Cyprus’ relationship with Russia has changed but hopefully not forever, Foreign Minister Ioannis Kasoulides told Bloomberg – adding that that the island has aligned itself fully with the West.
Kasoulides was asked about the significant changes in the region following Russia’s invasion of Ukraine and the heightened tensions between Greece and Turkey over the Aegean islands.
“We have aligned fully with the West because we belong to the West, we are members of the EU – therefore we belong to the West and we will never accept that we will be different to the rest of the partners,” the foreign minister said on Monday, adding “we want to be credible partners within the EU”.
He emphasised that Cyprus is very sensitive on issues of territorial integrity and sovereignty – both of which have been damaged in Ukraine.
“So our position could not be any other than that which aligns with our partners in the EU, the US and others – not only in condemning the Russian invasion but also participating in the sanctions that have been agreed and that’s what we are following,” Kasoulides explained.
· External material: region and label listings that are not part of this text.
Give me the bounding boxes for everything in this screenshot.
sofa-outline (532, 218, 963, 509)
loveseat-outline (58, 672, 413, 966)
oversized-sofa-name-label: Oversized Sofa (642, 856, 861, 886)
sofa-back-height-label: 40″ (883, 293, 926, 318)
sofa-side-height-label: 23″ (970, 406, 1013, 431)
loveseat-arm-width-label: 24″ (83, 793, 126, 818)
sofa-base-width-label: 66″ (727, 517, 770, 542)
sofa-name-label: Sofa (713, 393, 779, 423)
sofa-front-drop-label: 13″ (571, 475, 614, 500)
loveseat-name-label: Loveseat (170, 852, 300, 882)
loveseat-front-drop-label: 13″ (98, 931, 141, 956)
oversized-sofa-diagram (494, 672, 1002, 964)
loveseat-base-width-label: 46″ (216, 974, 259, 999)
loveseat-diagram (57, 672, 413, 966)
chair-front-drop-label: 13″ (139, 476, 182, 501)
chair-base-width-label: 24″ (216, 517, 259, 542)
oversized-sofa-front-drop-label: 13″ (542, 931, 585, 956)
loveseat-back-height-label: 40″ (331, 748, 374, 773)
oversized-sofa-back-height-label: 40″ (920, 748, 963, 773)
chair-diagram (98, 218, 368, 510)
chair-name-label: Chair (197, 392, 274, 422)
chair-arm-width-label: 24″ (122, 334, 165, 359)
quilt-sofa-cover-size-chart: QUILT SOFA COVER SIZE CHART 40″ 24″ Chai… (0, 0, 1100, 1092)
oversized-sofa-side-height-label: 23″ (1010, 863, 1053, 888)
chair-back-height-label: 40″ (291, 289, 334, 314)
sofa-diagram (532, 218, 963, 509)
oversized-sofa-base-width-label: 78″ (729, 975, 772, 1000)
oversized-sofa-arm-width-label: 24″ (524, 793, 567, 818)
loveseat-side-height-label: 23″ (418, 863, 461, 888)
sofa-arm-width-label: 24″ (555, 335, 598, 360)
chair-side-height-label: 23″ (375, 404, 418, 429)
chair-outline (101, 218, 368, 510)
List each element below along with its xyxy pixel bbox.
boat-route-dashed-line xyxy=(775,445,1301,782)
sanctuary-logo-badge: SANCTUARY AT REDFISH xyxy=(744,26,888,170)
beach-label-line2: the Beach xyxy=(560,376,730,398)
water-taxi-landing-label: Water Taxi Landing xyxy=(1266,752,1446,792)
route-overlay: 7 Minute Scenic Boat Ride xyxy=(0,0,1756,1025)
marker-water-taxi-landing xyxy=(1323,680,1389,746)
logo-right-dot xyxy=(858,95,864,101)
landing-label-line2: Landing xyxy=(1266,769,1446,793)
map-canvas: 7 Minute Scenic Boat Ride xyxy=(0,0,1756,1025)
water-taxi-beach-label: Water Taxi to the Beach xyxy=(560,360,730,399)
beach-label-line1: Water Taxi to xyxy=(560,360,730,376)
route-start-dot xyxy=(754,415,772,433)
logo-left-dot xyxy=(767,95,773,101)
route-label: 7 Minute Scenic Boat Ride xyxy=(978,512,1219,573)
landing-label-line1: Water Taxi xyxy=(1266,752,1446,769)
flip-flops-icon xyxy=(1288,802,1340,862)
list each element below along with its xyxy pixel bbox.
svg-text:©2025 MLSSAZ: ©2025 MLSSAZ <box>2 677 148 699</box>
He was further asked about the ongoing tensions between Greece and Turkey, saying that he is very concerned by Ankara’s bellicose narrative.
“The Turkish army is in our country, it’s present on the island, and we fear that in the case of any conflict in the Aegean Sea will affect us directly because we will be used as the weakest point of the whole story,” he said.
The foreign minister further criticised Ankara for not aligning itself with the West’s sanctions against Moscow.
“With Mr Erdogan and his threats, what we are saying is that they [Turkey] have not participated in the sanctions against Russia – on the contrary they are profiting from the non-participation and there is another issue: there have been some agreements in Sochi, these should be scrutinised and examined,” he said.
Kasoulides’ comments came soon after the US announced that it will lift the arms embargo on Cyprus, in place since 1987. That drew strong condemnation from Turkey, which warned of an arms race on the island.
Defence Minister Charalambos Petrides said last week the move is necessary for Cyprus as the National Guard is heavily dependent on Russian arms acquired in the 1990s.
Kasoulides also sought to emphasise that bolstering Cyprus’ defensive capabilities is not directed against anyone.